Google became the latest to try to stake a claim on the car, with an announcement  this morning of plans for bringing Android to cars. Audi, GM, Honda, Hyundai, and NVIDIA say they plan to work with Google, as part of the Open Automotive Alliance , to build Android into their vehicles.
The car manufacturers said very little about what kind of functionality they’re looking to enable. But they follow others who have aligned with Apple  and Microsoft to allow drivers to do things like use voice commands to hear emails read to them or to send text messages, hands free.
If you’re an Android user and you buy one of the cars with the system, you’ll be happy. Don't let the word "Open" in the name of the organization fool you. Google made it clear that its goal is to create a link between Android devices and cars. The FAQ on the new Open Automotive Alliance web site notes: “We're working with our partners to enable better integration between cars and Android devices in order to create a safer, car optimized experience.”
Likewise, it's a safe bet that users of future cars running the iOS in the Car platform will be better off if they have an iOS phone. Apple typically builds a closed ecosystem.
In the short term, many of the car companies are likely to pair with just one of the software providers. That’s not great news for users. People are unlikely to choose a car based on its software and whether it matches their phone. For people who end up with a mismatch -- an iPhone owner with a car running the Android in-car experience, for instance -- the experience may not be very good.
The ideal scenario is that car companies will enable multiple software platforms in their cars. That way users can choose which they want and potentially even switch platforms.
That’s probably a far shot but there’s some hope. Honda is part of the Open Automotive Alliance and has also said it will support iOS in the Car. In December, Honda began offering Siri Eyes Free , handsfree software for some of its cars that lets iPhone owners use Siri in the car by pressing the “Talk” button on their steering wheel.

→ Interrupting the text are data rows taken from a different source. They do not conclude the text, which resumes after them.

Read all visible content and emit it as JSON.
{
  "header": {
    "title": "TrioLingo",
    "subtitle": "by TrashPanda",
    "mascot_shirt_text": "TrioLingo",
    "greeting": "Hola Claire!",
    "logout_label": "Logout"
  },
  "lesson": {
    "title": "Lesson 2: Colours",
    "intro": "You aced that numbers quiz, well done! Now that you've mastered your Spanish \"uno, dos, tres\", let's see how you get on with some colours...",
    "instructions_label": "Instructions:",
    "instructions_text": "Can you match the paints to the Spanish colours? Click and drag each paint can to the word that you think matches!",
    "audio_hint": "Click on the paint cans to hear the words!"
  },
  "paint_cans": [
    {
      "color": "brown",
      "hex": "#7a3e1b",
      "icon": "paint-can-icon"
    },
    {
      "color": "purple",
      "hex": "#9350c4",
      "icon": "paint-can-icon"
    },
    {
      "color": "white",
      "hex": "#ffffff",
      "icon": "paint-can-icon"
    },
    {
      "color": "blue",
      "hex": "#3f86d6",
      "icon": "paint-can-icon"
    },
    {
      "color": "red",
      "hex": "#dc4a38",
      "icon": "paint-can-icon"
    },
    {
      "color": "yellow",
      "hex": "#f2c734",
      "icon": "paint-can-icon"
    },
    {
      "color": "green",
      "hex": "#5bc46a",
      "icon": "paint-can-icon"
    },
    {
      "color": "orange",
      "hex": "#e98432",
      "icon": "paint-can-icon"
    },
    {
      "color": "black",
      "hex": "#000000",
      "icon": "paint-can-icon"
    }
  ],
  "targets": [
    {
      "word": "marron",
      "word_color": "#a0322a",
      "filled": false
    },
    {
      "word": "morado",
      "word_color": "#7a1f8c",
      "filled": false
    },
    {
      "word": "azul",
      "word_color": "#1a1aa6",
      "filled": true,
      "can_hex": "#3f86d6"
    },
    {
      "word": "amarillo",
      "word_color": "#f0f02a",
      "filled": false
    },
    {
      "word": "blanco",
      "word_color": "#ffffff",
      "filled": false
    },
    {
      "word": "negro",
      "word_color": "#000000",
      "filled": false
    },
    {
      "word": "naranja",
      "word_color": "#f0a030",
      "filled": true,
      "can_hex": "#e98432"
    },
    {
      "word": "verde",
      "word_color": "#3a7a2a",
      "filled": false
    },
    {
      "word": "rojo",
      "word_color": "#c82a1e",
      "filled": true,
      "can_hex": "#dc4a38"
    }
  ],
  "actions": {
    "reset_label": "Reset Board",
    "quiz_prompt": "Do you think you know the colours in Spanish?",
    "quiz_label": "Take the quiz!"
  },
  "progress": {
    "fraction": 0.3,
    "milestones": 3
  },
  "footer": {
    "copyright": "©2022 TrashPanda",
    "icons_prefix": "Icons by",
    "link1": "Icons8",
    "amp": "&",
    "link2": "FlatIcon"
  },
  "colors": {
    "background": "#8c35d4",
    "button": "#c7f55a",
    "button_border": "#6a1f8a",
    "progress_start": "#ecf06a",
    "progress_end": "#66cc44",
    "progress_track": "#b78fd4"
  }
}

Some existing car owners can get the new software by visiting a Honda dealership, although some have complained  that the download hasn’t worked or dealers aren’t familiar with Siri Eyes Free. Ironically, Honda used a Google Hangout to announce the Siri Eyes Free availability, perhaps further indicating that the car manufacturer is open to working with multiple software providers.
Microsoft has been in the car software business for longer than its competitors and has arrangements with  Ford, Fiat, Nissan, and Kia, which has also shown off an Android based infotainment system. Microsoft’s Ford Sync product has not always been met with great reviews  but many say it is improving.
Whether or not automotive companies, like Ford with its long-time Microsoft partnership, decide to embrace multiple platforms is still uncertain. But it’s a good bet that the increased competition will result in higher quality products, at least for people who have a compatible phone.